Or, le rendement moyen à l'hectare de l'IGT Raboso n'est que de 14 tonnes, ce qui ne rapporte qu'environ 4000 euros par hectare. La situation est bien pire pour les fournisseurs de raisin du Raboso DOC: Le rendement moyen par hectare est de 7100 kg et le prix du raisin est de 30 centimes/kg. Il est donc totalement inintéressant pour les viticulteurs sans auto-commercialisation de déclarer leur Raboso comme vin DOC et de renoncer pour cela à la moitié de la quantité, tant que les raisins DOC ne sont pas payés au moins deux fois plus que les raisins IGT. Rien que le Prosecco ex-IGT rapporte actuellement de bons revenus à l'hectare: 17 tonnes/hectare, rémunérées à 60 centimes/kg!

Ici, le Raboso peut à nouveau être un vin rouge

Antonio Bonotto (Bonotto delle Tezze): "Ces 15 dernières années, quelque chose a changé dans la tête des viticulteurs.

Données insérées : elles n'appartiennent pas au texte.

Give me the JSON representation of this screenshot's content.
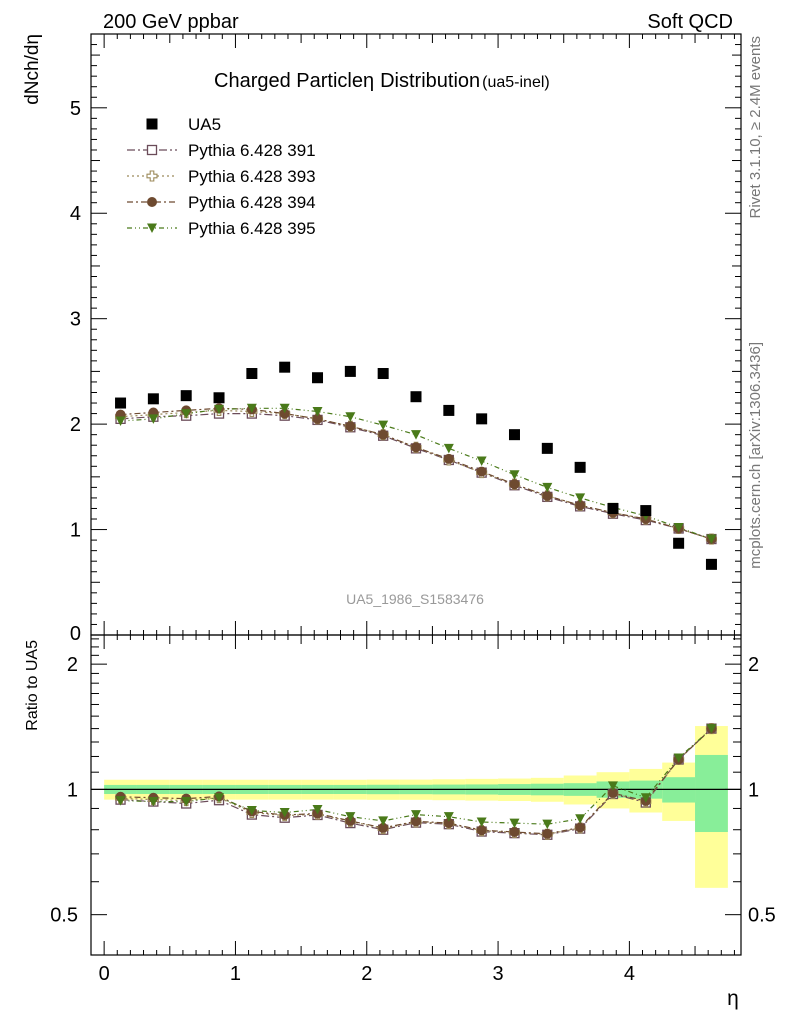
{
  "header": {
    "left": "200 GeV ppbar",
    "right": "Soft QCD",
    "side_top": "Rivet 3.1.10, ≥ 2.4M events",
    "side_bottom": "mcplots.cern.ch [arXiv:1306.3436]"
  },
  "chart_data": {
    "type": "scatter",
    "title": "Charged Particle",
    "title_symbol": "η",
    "title_suffix": "Distribution",
    "title_note": "(ua5-inel)",
    "ylabel_main": "dNch/dη",
    "ylabel_ratio": "Ratio to UA5",
    "xlabel": "η",
    "watermark": "UA5_1986_S1583476",
    "xlim": [
      -0.1,
      4.85
    ],
    "ylim_main": [
      0,
      5.7
    ],
    "ylim_ratio": [
      0.4,
      2.35
    ],
    "x_ticks": [
      "0",
      "1",
      "2",
      "3",
      "4"
    ],
    "y_ticks_main": [
      "1",
      "2",
      "3",
      "4",
      "5"
    ],
    "y_ticks_main_zero": "0",
    "y_ticks_ratio": [
      "0.5",
      "1",
      "2"
    ],
    "x": [
      0.125,
      0.375,
      0.625,
      0.875,
      1.125,
      1.375,
      1.625,
      1.875,
      2.125,
      2.375,
      2.625,
      2.875,
      3.125,
      3.375,
      3.625,
      3.875,
      4.125,
      4.375,
      4.625
    ],
    "data": {
      "name": "UA5",
      "color": "#000000",
      "values": [
        2.2,
        2.24,
        2.27,
        2.25,
        2.48,
        2.54,
        2.44,
        2.5,
        2.48,
        2.26,
        2.13,
        2.05,
        1.9,
        1.77,
        1.59,
        1.2,
        1.18,
        0.87,
        0.67
      ]
    },
    "band_edges": [
      0.0,
      0.25,
      0.5,
      0.75,
      1.0,
      1.25,
      1.5,
      1.75,
      2.0,
      2.25,
      2.5,
      2.75,
      3.0,
      3.25,
      3.5,
      3.75,
      4.0,
      4.25,
      4.5,
      4.75
    ],
    "band_inner": [
      0.025,
      0.025,
      0.025,
      0.025,
      0.025,
      0.025,
      0.025,
      0.025,
      0.026,
      0.026,
      0.027,
      0.028,
      0.03,
      0.032,
      0.035,
      0.045,
      0.05,
      0.07,
      0.21
    ],
    "band_outer": [
      0.055,
      0.055,
      0.055,
      0.055,
      0.055,
      0.055,
      0.055,
      0.055,
      0.056,
      0.056,
      0.058,
      0.06,
      0.062,
      0.066,
      0.08,
      0.1,
      0.12,
      0.16,
      0.42
    ],
    "series": [
      {
        "name": "Pythia 6.428 391",
        "color": "#6b4c5a",
        "marker": "open-square",
        "dash": "8,3,2,3",
        "values": [
          2.05,
          2.07,
          2.08,
          2.1,
          2.1,
          2.08,
          2.04,
          1.97,
          1.89,
          1.77,
          1.66,
          1.54,
          1.42,
          1.31,
          1.22,
          1.15,
          1.09,
          1.01,
          0.91
        ],
        "ratio": [
          0.945,
          0.935,
          0.925,
          0.942,
          0.87,
          0.855,
          0.868,
          0.83,
          0.8,
          0.832,
          0.825,
          0.792,
          0.785,
          0.778,
          0.805,
          0.975,
          0.93,
          1.18,
          1.4
        ]
      },
      {
        "name": "Pythia 6.428 393",
        "color": "#9c8a5a",
        "marker": "open-cross",
        "dash": "2,3",
        "values": [
          2.07,
          2.09,
          2.11,
          2.13,
          2.12,
          2.1,
          2.05,
          1.98,
          1.9,
          1.78,
          1.66,
          1.54,
          1.43,
          1.32,
          1.23,
          1.16,
          1.1,
          1.01,
          0.91
        ],
        "ratio": [
          0.952,
          0.945,
          0.94,
          0.955,
          0.88,
          0.865,
          0.872,
          0.838,
          0.805,
          0.835,
          0.828,
          0.796,
          0.788,
          0.78,
          0.808,
          0.978,
          0.935,
          1.18,
          1.4
        ]
      },
      {
        "name": "Pythia 6.428 394",
        "color": "#6e4a30",
        "marker": "filled-circle",
        "dash": "6,3,2,3",
        "values": [
          2.09,
          2.11,
          2.13,
          2.15,
          2.14,
          2.1,
          2.05,
          1.98,
          1.9,
          1.78,
          1.67,
          1.55,
          1.43,
          1.32,
          1.23,
          1.16,
          1.1,
          1.01,
          0.91
        ],
        "ratio": [
          0.96,
          0.955,
          0.95,
          0.962,
          0.885,
          0.868,
          0.875,
          0.84,
          0.808,
          0.838,
          0.83,
          0.798,
          0.79,
          0.782,
          0.81,
          0.98,
          0.938,
          1.18,
          1.4
        ]
      },
      {
        "name": "Pythia 6.428 395",
        "color": "#4a7a1a",
        "marker": "filled-triangle-down",
        "dash": "5,3,1,3,1,3",
        "values": [
          2.03,
          2.05,
          2.1,
          2.14,
          2.15,
          2.15,
          2.12,
          2.07,
          1.99,
          1.9,
          1.77,
          1.65,
          1.52,
          1.4,
          1.3,
          1.21,
          1.13,
          1.02,
          0.91
        ],
        "ratio": [
          0.94,
          0.935,
          0.935,
          0.955,
          0.89,
          0.88,
          0.895,
          0.86,
          0.84,
          0.87,
          0.86,
          0.835,
          0.83,
          0.825,
          0.85,
          1.02,
          0.955,
          1.19,
          1.4
        ]
      }
    ]
  }
}
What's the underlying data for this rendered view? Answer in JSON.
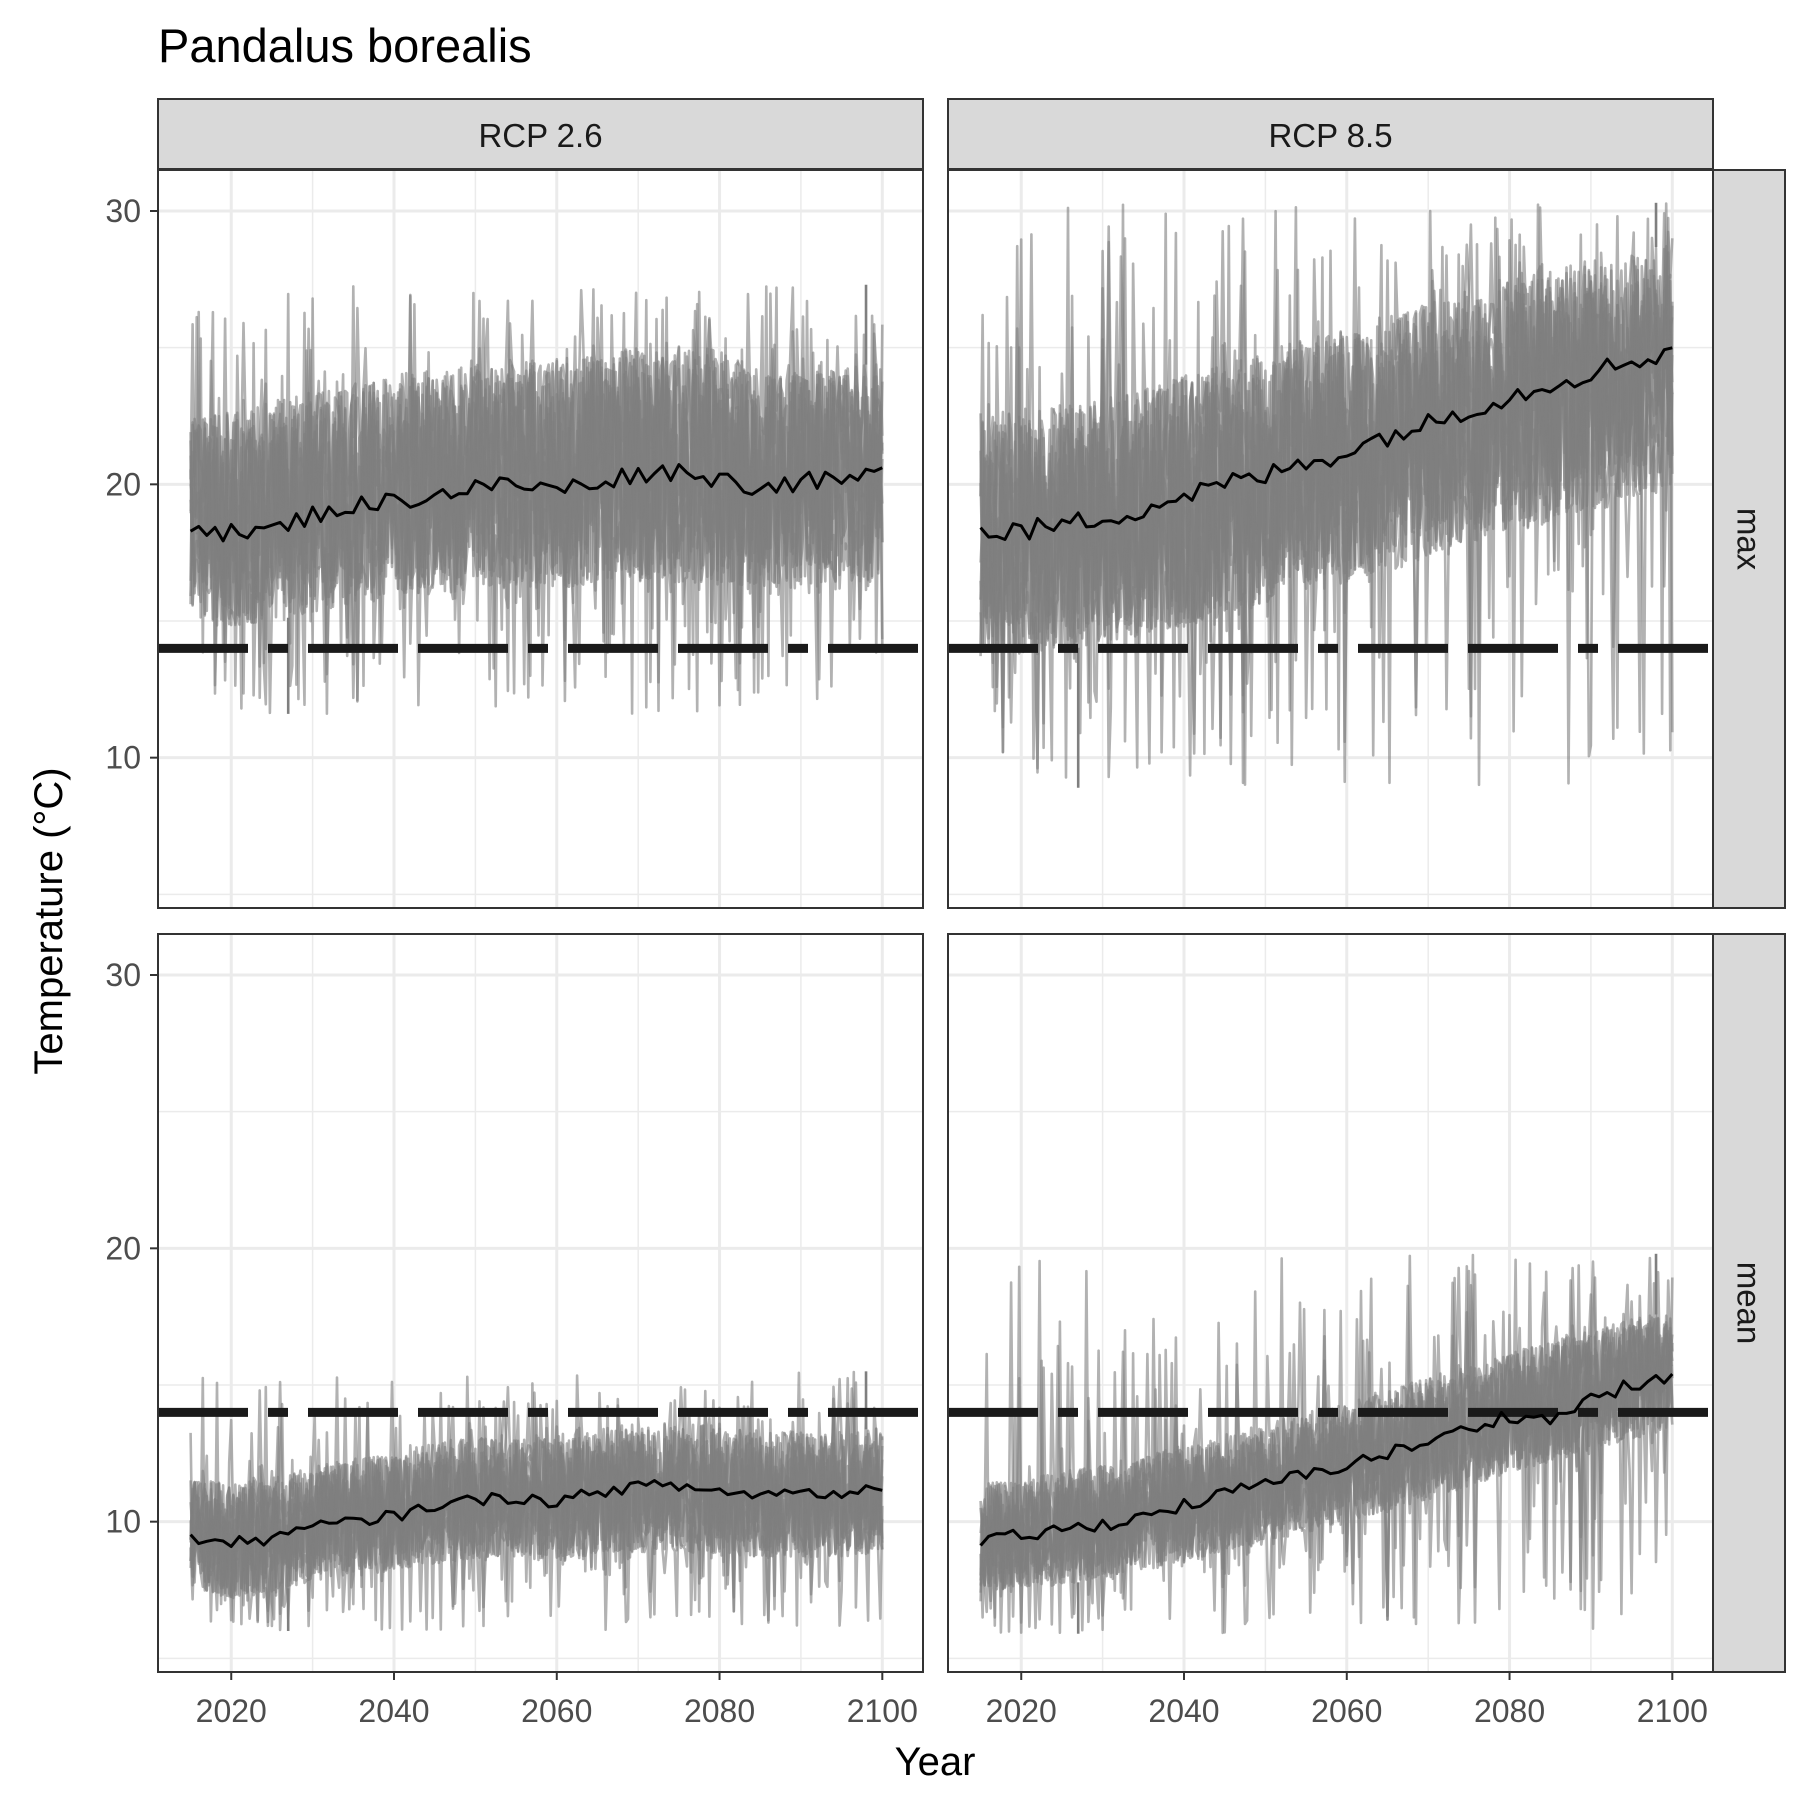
{
  "chart_data": {
    "type": "line",
    "title": "Pandalus borealis",
    "xlabel": "Year",
    "ylabel": "Temperature (°C)",
    "xlim": [
      2011,
      2105
    ],
    "ylim": [
      4.5,
      31.5
    ],
    "x_ticks": [
      2020,
      2040,
      2060,
      2080,
      2100
    ],
    "x_tick_labels": [
      "2020",
      "2040",
      "2060",
      "2080",
      "2100"
    ],
    "y_ticks": [
      10,
      20,
      30
    ],
    "y_tick_labels": [
      "10",
      "20",
      "30"
    ],
    "y_minor_ticks": [
      5,
      15,
      25
    ],
    "grid": true,
    "theme": "bw",
    "threshold": 14,
    "threshold_style": "dashed",
    "colors": {
      "ensemble": "#7f7f7f",
      "mean": "#000000",
      "threshold": "#1a1a1a",
      "strip": "#d9d9d9",
      "grid": "#ebebeb"
    },
    "columns": [
      "RCP 2.6",
      "RCP 8.5"
    ],
    "rows": [
      "max",
      "mean"
    ],
    "years": [
      2015,
      2100
    ],
    "panels": [
      {
        "column": "RCP 2.6",
        "row": "max",
        "mean_series": {
          "name": "mean",
          "knots_x": [
            2015,
            2020,
            2025,
            2030,
            2035,
            2040,
            2045,
            2050,
            2055,
            2060,
            2065,
            2070,
            2075,
            2080,
            2085,
            2090,
            2095,
            2100
          ],
          "knots_y": [
            18.6,
            18.2,
            18.3,
            18.9,
            19.2,
            19.4,
            19.6,
            19.9,
            20.0,
            19.8,
            20.1,
            20.4,
            20.5,
            20.2,
            19.9,
            20.1,
            20.1,
            20.4
          ],
          "noise": 0.35
        },
        "ensemble": {
          "lower_knots_y": [
            15.2,
            14.8,
            15.0,
            15.3,
            15.6,
            15.8,
            16.0,
            16.1,
            16.2,
            16.2,
            16.3,
            16.4,
            16.4,
            16.3,
            16.1,
            16.2,
            16.3,
            16.5
          ],
          "upper_knots_y": [
            22.8,
            22.6,
            23.0,
            23.4,
            23.7,
            23.9,
            24.1,
            24.4,
            24.5,
            24.6,
            24.8,
            25.0,
            25.1,
            24.9,
            24.2,
            24.1,
            24.2,
            24.5
          ],
          "spike_min": 11.6,
          "spike_max": 27.3
        }
      },
      {
        "column": "RCP 8.5",
        "row": "max",
        "mean_series": {
          "name": "mean",
          "knots_x": [
            2015,
            2020,
            2025,
            2030,
            2035,
            2040,
            2045,
            2050,
            2055,
            2060,
            2065,
            2070,
            2075,
            2080,
            2085,
            2090,
            2095,
            2100
          ],
          "knots_y": [
            18.2,
            18.3,
            18.5,
            18.8,
            19.1,
            19.6,
            20.0,
            20.3,
            20.8,
            21.2,
            21.8,
            22.2,
            22.8,
            23.2,
            23.7,
            24.1,
            24.5,
            24.9
          ],
          "noise": 0.4
        },
        "ensemble": {
          "lower_knots_y": [
            14.0,
            13.8,
            13.9,
            14.2,
            14.5,
            14.8,
            15.2,
            15.6,
            16.0,
            16.4,
            16.9,
            17.3,
            17.8,
            18.2,
            18.6,
            19.0,
            19.5,
            19.8
          ],
          "upper_knots_y": [
            22.6,
            22.7,
            22.9,
            23.2,
            23.5,
            24.0,
            24.4,
            24.9,
            25.3,
            25.7,
            26.2,
            26.6,
            27.1,
            27.5,
            27.9,
            28.2,
            28.5,
            28.8
          ],
          "spike_min": 8.9,
          "spike_max": 30.3
        }
      },
      {
        "column": "RCP 2.6",
        "row": "mean",
        "mean_series": {
          "name": "mean",
          "knots_x": [
            2015,
            2020,
            2025,
            2030,
            2035,
            2040,
            2045,
            2050,
            2055,
            2060,
            2065,
            2070,
            2075,
            2080,
            2085,
            2090,
            2095,
            2100
          ],
          "knots_y": [
            9.4,
            9.2,
            9.4,
            9.8,
            10.0,
            10.2,
            10.6,
            10.8,
            10.9,
            10.7,
            11.1,
            11.3,
            11.3,
            11.1,
            11.0,
            11.1,
            11.0,
            11.3
          ],
          "noise": 0.22
        },
        "ensemble": {
          "lower_knots_y": [
            7.6,
            7.2,
            7.4,
            7.8,
            8.0,
            8.2,
            8.5,
            8.6,
            8.7,
            8.5,
            8.8,
            8.9,
            8.9,
            8.8,
            8.7,
            8.7,
            8.7,
            8.9
          ],
          "upper_knots_y": [
            11.6,
            11.4,
            11.6,
            12.0,
            12.3,
            12.5,
            12.9,
            13.1,
            13.2,
            13.0,
            13.4,
            13.6,
            13.6,
            13.5,
            13.3,
            13.3,
            13.2,
            13.5
          ],
          "spike_min": 6.0,
          "spike_max": 15.5
        }
      },
      {
        "column": "RCP 8.5",
        "row": "mean",
        "mean_series": {
          "name": "mean",
          "knots_x": [
            2015,
            2020,
            2025,
            2030,
            2035,
            2040,
            2045,
            2050,
            2055,
            2060,
            2065,
            2070,
            2075,
            2080,
            2085,
            2090,
            2095,
            2100
          ],
          "knots_y": [
            9.2,
            9.5,
            9.7,
            9.9,
            10.2,
            10.6,
            11.0,
            11.4,
            11.7,
            12.1,
            12.5,
            12.9,
            13.4,
            13.9,
            13.7,
            14.5,
            15.0,
            15.2
          ],
          "noise": 0.25
        },
        "ensemble": {
          "lower_knots_y": [
            7.4,
            7.6,
            7.7,
            7.9,
            8.2,
            8.5,
            8.9,
            9.2,
            9.6,
            10.0,
            10.4,
            10.8,
            11.3,
            11.8,
            12.2,
            12.6,
            13.0,
            13.3
          ],
          "upper_knots_y": [
            11.4,
            11.6,
            11.8,
            12.1,
            12.4,
            12.8,
            13.2,
            13.6,
            14.0,
            14.4,
            14.8,
            15.3,
            15.7,
            16.2,
            16.6,
            17.0,
            17.4,
            17.7
          ],
          "spike_min": 5.9,
          "spike_max": 19.8
        }
      }
    ]
  }
}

Depuis le début des années 90, on essaie sérieusement de donner une nouvelle vie au Raboso et de renouer avec les anciennes traditions. Giorgio Cecchetto et Gigi Peruzzetto de Casa Roma, notamment, ont commencé à réinterpréter le Raboso. Ils ont toujours cru en lui et ont investi dans cette variété. Ils ne voulaient toutefois pas se contenter du vin têtu qui était produit depuis des décennies, mais ont travaillé dans le vignoble et dans la cave pour obtenir un Raboso contemporain. Le consortium s'est alors engagé davantage en faveur du Raboso et aujourd'hui, presque tous les viticulteurs collaborent pour faire du Raboso le fleuron de notre appellation. Bien sûr, il y a de grandes différences entre les viticulteurs. Il y a les traditionalistes et les novateurs. Mais nous sommes tous d'accord pour dire que le Raboso est l'histoire et aussi l'avenir de la région du Piave".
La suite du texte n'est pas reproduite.